Vingt-deux vitesses

Il faut aujourd’hui, nous le savons toutes et tous, zigzaguer avec une prudence de Sioux dans les méandres des relations familiales, amicales, sociales. Alors j’enfourche ici mon vélo intérieur, compagnon léger et mobile par excellence, pour sinuer parmi quelques exemples avec plus d’aisance.

Prenons d’abord une rencontre entre moi vaccinée détentrice d’un pass sanitaire et ma copine recalée devant les amphithéâtres, médiathèques, restaurants et j’en passe. Quand elle évoque avec mépris le « pass Coco », eh bien je continue à pédaler à côté d’elle sans faire de commentaire. Ça glisse tout seul, pas de secousse, notre discussion bifurque rapidement sur une artère moins encombrée.

Idem avec les questions de genres. Une mère qui s’effarouche de la « fluidité » d’un de ses enfants adultes et de son goût pour le « polyamour » ? Hop, je souris puis rétrograde, une vitesse inférieure s’impose pour affronter en danseuse cette pente un peu raide.

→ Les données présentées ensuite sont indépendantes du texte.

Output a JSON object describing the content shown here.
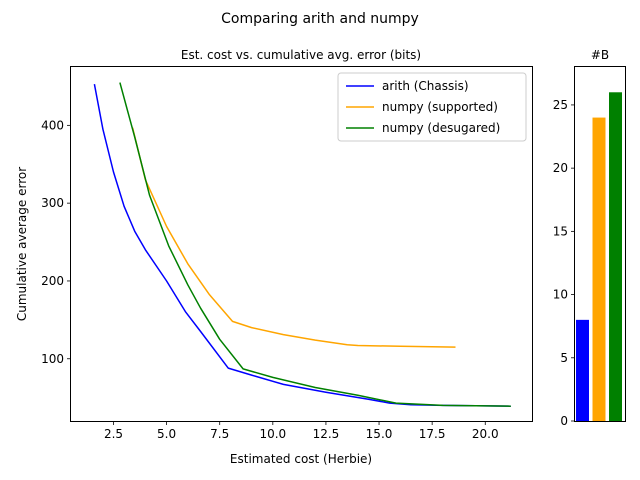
{
  "figure": {
    "suptitle": "Comparing arith and numpy"
  },
  "chart_data": [
    {
      "type": "line",
      "title": "Est. cost vs. cumulative avg. error (bits)",
      "xlabel": "Estimated cost (Herbie)",
      "ylabel": "Cumulative average error",
      "xlim": [
        0.5,
        22.2
      ],
      "ylim": [
        20,
        475
      ],
      "xticks": [
        2.5,
        5.0,
        7.5,
        10.0,
        12.5,
        15.0,
        17.5,
        20.0
      ],
      "xtick_labels": [
        "2.5",
        "5.0",
        "7.5",
        "10.0",
        "12.5",
        "15.0",
        "17.5",
        "20.0"
      ],
      "yticks": [
        100,
        200,
        300,
        400
      ],
      "ytick_labels": [
        "100",
        "200",
        "300",
        "400"
      ],
      "grid": false,
      "legend_position": "top-right",
      "series": [
        {
          "name": "arith (Chassis)",
          "color": "#0000ff",
          "x": [
            1.6,
            2.0,
            2.5,
            3.0,
            3.5,
            4.0,
            5.0,
            5.9,
            6.6,
            7.9,
            9.0,
            10.5,
            12.5,
            14.5,
            15.5,
            16.5,
            18.0,
            21.2
          ],
          "y": [
            453,
            395,
            340,
            296,
            264,
            240,
            200,
            160,
            135,
            88,
            79,
            67,
            57,
            48,
            43,
            41,
            40,
            39
          ]
        },
        {
          "name": "numpy (supported)",
          "color": "#ffa500",
          "x": [
            3.4,
            4.0,
            5.0,
            6.0,
            7.0,
            8.1,
            9.0,
            10.5,
            12.0,
            13.5,
            14.0,
            16.0,
            18.6
          ],
          "y": [
            397,
            330,
            270,
            222,
            183,
            148,
            140,
            131,
            124,
            118,
            117,
            116,
            115
          ]
        },
        {
          "name": "numpy (desugared)",
          "color": "#008000",
          "x": [
            2.8,
            3.5,
            4.2,
            5.1,
            6.0,
            6.6,
            7.5,
            8.6,
            10.0,
            12.0,
            14.0,
            15.8,
            18.0,
            21.2
          ],
          "y": [
            455,
            385,
            310,
            245,
            195,
            165,
            125,
            87,
            76,
            63,
            53,
            43,
            40,
            39
          ]
        }
      ]
    },
    {
      "type": "bar",
      "title": "#B",
      "categories": [
        "arith (Chassis)",
        "numpy (supported)",
        "numpy (desugared)"
      ],
      "values": [
        8,
        24,
        26
      ],
      "colors": [
        "#0000ff",
        "#ffa500",
        "#008000"
      ],
      "ylim": [
        0,
        28
      ],
      "yticks": [
        0,
        5,
        10,
        15,
        20,
        25
      ],
      "ytick_labels": [
        "0",
        "5",
        "10",
        "15",
        "20",
        "25"
      ],
      "grid": false
    }
  ]
}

Les jeunes néo-féministes sont souvent outrées, on le sait, par les multiples « microagressions » qu’elles subissent. Quand elles haussent le ton, j’hésite à prendre la fuite. Et puis non, je freine, mets pied à terre. Elles me font réfléchir, ces filles, aux vexations, harcèlements et manques de respect que les femmes pourtant engagées dont j’ai cru faire partie n’ont pas toujours assez pris en considération.

Il y a encore les octogénaires bien portantes qui commencent tout juste à se poser des questions sur la fin de leur existence. Elles s’étonnent qu’on puisse y penser tous les jours bien avant d’avoir atteint leur âge. Là, je cale mon vélo et m’assieds au pied d’un arbre. Rien à dire, nous n’avons pas la même histoire.  

Et puis je reprends la route. Côté messieurs cette fois. Je roule le long des commentaires moqueurs, « comme ça tu t’arrêtes déjà après un verre ? » suivis de « ah bon, elle boit du thé vert ». Microagressions, les « autrefois, tu étais très belle » ou version montagne, « tu marchais plutôt bien » ? Je ne réagis plus, change de plateau et accélère.

Mon engin intérieur compte vingt-deux vitesses, de quoi gérer pas mal de situations. Il date d’avant son frérot électrique mais ce n’est pas plus mal. Rien de tel que pédaler avec énergie pour oublier les malaises, calmer ses colères et huiler ses réparties.